In order to ensure nationwide comparability of data, the Secretary, after consultation the Secretary of Labor and with States, shall issue regulations governing the establishment of the performance accountability system under this subsection and a template for performance reports to be used by all States consistent with subsection (b).
Expansion of authority to transfer funds to other programs
Section 404(d) of the Social Security Act (42 U.S.C. 604(d)) is amended—
in paragraph (1)—
30 and inserting
by adding at the end the following:
Title I of the Workforce Innovation and Opportunity Act.
in paragraph (3), by adding at the end the following:
Funds transferred to the WIOA
In the case of funds transferred under paragraph (1)(C) of this subsection—
all of the funds will be used to support families eligible for assistance under the State program funded under this part; and
not more than 15 percent of the funds will be reserved for statewide workforce investment activities referred to in section 128(a)(1) of the Workforce Innovation and Opportunity Act.
by adding at the end the following:
Exclusion of States excluding the State JOBS program as a mandatory one-stop partner under the WIOA
The authority provided by this subsection may not be exercised by a State that has provided the notification referred to in section 407(a)(3)(D).

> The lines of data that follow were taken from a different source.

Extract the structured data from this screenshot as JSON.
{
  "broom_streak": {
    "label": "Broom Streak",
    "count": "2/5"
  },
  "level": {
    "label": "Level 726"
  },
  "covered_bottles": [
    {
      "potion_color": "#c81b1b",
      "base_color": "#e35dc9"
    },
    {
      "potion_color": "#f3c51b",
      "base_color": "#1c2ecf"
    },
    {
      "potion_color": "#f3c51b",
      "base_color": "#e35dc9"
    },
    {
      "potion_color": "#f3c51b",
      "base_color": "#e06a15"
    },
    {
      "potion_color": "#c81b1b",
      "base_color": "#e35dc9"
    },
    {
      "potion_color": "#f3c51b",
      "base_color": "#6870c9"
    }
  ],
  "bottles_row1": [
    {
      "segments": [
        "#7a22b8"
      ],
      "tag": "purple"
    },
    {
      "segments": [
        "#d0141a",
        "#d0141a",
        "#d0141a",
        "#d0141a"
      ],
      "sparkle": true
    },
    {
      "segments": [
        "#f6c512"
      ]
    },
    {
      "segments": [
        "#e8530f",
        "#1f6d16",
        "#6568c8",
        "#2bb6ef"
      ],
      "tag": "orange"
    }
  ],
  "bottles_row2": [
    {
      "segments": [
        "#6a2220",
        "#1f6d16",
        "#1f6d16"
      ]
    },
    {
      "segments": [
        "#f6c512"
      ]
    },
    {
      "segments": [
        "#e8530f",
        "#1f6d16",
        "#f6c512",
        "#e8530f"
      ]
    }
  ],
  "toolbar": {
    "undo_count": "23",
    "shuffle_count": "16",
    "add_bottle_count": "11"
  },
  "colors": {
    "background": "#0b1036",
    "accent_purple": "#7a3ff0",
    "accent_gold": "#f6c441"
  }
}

Modifications to State plans
Section 402 of the Social Security Act (42 U.S.C. 602) is amended—
in subsection (a)(1)(A), by adding at the end the following:
Describe coordination with other programs, including whether the State intends to exercise authority provided by section 404(d) of this Act to transfer any funds paid to the State under this part, provide assurance that, in the case of a transfer to carry out a program under title I of the Workforce Innovation and Opportunity Act, the State will comply with section 404(d)(3)(C) of this Act and coordinate with the one-stop delivery system under the Workforce Innovation and Opportunity Act, and describe how the State will coordinate with the programs involved to provide services to families receiving assistance under the program referred to in clause (i) of this subparagraph.
by adding at the end the following:
A plan submitted pursuant to this section shall be designed to be implemented during a 2-year period.
Combined plan allowed
A State may submit to the Secretary and the Secretary of Labor a combined State plan that meets the requirements of subsections (a) and (d) and that is for programs and activities under the Workforce Innovation and Opportunity Act.
The amendments made by this Act shall take effect on October 1, 2019.